Through this project, I would 1. build a full stack system involving machining, electronics, and controls software, 2. learn about plants and their biology, 3. improve my neighborhood's charm, 4. collaborate with my parents as they are simulatenously building a garden of their own, and 5. learn how to attempt home improvement projects which I can pursue for a very long time.
To illustrate how dire the situation was at our front yard, here is a picture showcasing how depressing it currently looks:
Gardening
As a total beginner in gardening, I spent the first part of this project using my good friend Google. The areas I focused on were:
- Perennial vs annual plants
- Ornamental vs crop vegetation
- Boston-area weather patterns including humidity, temperature, rainfall, and sunlight
- Watering requirements for plants
- Vegetation maintenance including fertilizing, trimming, and weeding
I also decided to undertake more "boots on the ground" detective work by taking a nice walk around the block to draw inspiration from my neighbors. Here are my favorite examples to strive for this semester:
In addition to bushes, trees, and shrubs, I found this arrangement of flowers to be very cool!
Mechanical
There were many home DIY gardening projects available online to reference. The majority used soaker hose as a method of irrigation attached to the home water supply. Soaker hose consists of a porous material that uniformly releases moisture along its length. The hose is strung along the garden and root beds and activated via a solenoid valve.
Neighbor yards also have ornamental steel fences lining the edge of the garden which I found to be very sleek. Depending on my confidence level with molding, casting, and welding, I could attempt to design a fence around the yard as well.
I think adding a bird feeder mechanism would help spruce up the garden and enrich the biodiversity of the area. The wooden feeder could be milled and screwed into the tree. The control panel for electronics could also be added right beneath for protection from rain and snow.
The last mechanical addition I wanted to try was a gravel path in the center that led to the picnic table. This would hopefully reduce foot traffic on the growing plants and add a chic look to the yard.
Electronics & Programming
The core concept of this garden is that it is fully automated and requires limited maintenance, perhaps once a year for some trimming.
This requires an electronic irrigation mechanism powered by via microcontroller and sensors. Moisture sensors in the soil could provide information on humidity and indicate the microcontroller to open the solenoid valve. This would allow the soaker hose to water the garden at regular intervals and drought periods.
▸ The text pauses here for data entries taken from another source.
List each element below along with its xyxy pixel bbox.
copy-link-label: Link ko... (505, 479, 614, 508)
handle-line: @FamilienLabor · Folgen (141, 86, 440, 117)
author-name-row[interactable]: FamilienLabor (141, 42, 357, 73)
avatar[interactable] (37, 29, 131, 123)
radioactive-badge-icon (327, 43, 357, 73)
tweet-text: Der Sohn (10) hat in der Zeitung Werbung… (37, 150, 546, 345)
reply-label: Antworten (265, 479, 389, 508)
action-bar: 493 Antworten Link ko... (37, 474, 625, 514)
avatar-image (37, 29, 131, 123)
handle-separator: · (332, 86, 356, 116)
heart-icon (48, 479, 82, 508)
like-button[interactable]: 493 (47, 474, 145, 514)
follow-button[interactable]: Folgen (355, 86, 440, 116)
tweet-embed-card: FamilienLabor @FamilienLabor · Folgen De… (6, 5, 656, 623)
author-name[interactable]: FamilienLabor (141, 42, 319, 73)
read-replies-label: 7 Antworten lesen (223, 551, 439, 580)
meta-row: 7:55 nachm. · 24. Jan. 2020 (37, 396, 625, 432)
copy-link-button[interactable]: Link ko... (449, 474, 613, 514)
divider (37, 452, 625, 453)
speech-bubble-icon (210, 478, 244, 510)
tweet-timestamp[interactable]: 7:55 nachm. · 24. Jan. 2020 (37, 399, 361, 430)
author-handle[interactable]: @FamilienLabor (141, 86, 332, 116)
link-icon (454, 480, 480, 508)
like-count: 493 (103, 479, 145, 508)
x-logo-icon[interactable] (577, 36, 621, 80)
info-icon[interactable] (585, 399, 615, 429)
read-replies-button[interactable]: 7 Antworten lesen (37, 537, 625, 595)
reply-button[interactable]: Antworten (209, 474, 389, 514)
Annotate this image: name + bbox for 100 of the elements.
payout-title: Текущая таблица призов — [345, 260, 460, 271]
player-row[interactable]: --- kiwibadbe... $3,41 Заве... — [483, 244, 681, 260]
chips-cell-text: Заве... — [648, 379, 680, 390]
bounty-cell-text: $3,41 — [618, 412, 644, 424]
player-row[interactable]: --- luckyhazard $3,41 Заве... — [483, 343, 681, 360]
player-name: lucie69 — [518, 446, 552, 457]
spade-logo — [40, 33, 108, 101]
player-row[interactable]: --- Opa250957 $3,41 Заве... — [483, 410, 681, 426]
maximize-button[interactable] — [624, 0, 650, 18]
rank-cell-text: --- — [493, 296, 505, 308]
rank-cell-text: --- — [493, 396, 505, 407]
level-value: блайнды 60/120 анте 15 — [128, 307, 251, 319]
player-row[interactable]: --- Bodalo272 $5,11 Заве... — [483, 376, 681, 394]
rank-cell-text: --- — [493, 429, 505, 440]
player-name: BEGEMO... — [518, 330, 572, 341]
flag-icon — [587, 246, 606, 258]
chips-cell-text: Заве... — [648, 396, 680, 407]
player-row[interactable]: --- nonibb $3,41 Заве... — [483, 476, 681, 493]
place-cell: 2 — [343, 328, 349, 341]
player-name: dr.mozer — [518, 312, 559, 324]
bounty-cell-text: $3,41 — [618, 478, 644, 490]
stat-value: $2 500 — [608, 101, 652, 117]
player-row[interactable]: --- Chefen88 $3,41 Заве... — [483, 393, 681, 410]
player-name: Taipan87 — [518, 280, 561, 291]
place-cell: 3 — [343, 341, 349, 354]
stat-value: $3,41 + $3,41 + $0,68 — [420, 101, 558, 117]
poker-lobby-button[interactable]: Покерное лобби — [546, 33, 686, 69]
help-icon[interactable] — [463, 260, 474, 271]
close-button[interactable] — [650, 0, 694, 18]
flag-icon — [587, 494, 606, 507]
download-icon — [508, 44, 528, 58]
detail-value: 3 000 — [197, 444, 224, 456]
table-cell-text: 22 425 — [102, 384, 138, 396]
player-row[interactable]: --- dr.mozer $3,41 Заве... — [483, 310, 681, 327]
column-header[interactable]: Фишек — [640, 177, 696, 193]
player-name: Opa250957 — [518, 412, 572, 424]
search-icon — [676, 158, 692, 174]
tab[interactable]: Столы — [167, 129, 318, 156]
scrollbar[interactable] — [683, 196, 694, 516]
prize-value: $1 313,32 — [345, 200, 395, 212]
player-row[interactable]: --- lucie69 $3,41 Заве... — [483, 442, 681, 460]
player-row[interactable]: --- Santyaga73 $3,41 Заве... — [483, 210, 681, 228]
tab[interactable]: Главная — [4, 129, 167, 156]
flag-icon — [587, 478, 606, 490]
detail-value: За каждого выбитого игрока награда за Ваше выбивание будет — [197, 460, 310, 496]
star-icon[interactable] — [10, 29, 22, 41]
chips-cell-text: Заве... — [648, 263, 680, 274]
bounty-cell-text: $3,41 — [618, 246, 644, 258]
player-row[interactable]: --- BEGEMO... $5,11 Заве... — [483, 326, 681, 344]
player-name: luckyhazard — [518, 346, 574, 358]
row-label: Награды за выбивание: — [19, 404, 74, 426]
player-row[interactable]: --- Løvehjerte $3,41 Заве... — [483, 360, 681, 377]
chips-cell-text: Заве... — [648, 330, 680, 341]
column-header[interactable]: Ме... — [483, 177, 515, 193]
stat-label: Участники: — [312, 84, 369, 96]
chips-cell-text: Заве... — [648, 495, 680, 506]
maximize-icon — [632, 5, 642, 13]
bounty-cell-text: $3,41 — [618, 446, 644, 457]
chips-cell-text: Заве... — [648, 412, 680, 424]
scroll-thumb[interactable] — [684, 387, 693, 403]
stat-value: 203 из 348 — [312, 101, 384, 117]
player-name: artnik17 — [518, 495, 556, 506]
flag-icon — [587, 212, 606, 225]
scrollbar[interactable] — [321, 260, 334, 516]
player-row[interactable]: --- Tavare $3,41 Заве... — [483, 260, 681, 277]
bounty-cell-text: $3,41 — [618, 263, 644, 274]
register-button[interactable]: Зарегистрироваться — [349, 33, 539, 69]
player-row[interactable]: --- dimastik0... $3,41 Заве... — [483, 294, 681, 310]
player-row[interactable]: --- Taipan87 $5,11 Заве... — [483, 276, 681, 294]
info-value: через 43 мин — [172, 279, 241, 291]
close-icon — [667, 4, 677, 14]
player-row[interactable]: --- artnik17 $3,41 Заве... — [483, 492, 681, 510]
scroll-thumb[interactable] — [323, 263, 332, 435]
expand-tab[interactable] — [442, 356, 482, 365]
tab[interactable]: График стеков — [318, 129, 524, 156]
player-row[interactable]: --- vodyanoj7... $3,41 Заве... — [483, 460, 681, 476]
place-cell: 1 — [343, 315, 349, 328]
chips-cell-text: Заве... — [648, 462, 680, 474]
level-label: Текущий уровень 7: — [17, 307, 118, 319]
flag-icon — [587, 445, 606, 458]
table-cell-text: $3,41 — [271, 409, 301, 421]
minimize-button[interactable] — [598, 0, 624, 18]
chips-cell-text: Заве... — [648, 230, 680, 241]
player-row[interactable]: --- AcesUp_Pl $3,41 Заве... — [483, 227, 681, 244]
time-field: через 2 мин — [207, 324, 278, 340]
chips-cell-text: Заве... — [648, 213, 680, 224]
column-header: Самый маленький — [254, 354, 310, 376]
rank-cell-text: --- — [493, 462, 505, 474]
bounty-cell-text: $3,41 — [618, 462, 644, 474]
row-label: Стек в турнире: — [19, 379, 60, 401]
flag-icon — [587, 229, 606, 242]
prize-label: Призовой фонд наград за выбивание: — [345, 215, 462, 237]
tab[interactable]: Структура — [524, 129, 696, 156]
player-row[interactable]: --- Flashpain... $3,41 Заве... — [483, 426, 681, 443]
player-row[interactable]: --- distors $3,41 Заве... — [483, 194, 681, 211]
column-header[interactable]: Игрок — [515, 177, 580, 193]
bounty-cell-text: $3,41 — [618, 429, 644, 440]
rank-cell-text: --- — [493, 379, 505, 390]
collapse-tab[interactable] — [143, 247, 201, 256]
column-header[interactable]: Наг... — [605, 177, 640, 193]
Additional sensors include photoresistors for sunlight detection, temperature sensors, and flow sensors for leak or failure detection. The photoresistors could also be used to turn on string lights hung above the picnic table for when it gets dark. The bird feeder could also have motion sensors to time the dispensing of seeds for wildlife.
The programming logic required could be kept quite simple: when the moisture level falls below a threshold, the valve is opened and the garden is watered for a set interval. Similarly, the lights can come on at a given darkness and the bird feeder could dispense food when motion is recognized.
Modeling
I utilized Notability to make a sketch for my planned garden layout. I focused on flower ornaments for the gravel pathway, and strong brushes lining the fence for durability.
Fusion software helped me visualize my bird feeder design and understand the parameters I would have to work with given available sensors. The project did not have extensive CAD potential given the heavier electronics & programming workload.
Summary
I am hoping this garden project comes to fruition (no pun intended :). This would challenge me technically, give me a sense of fulfillment by helping my community, and teach me about nature and plant nourishment. Depending on bureaucratic procedures with contractors / landlords / local government this project could involve more paperwork than desired. I still believe it is worth it and so I really want to give it a shot!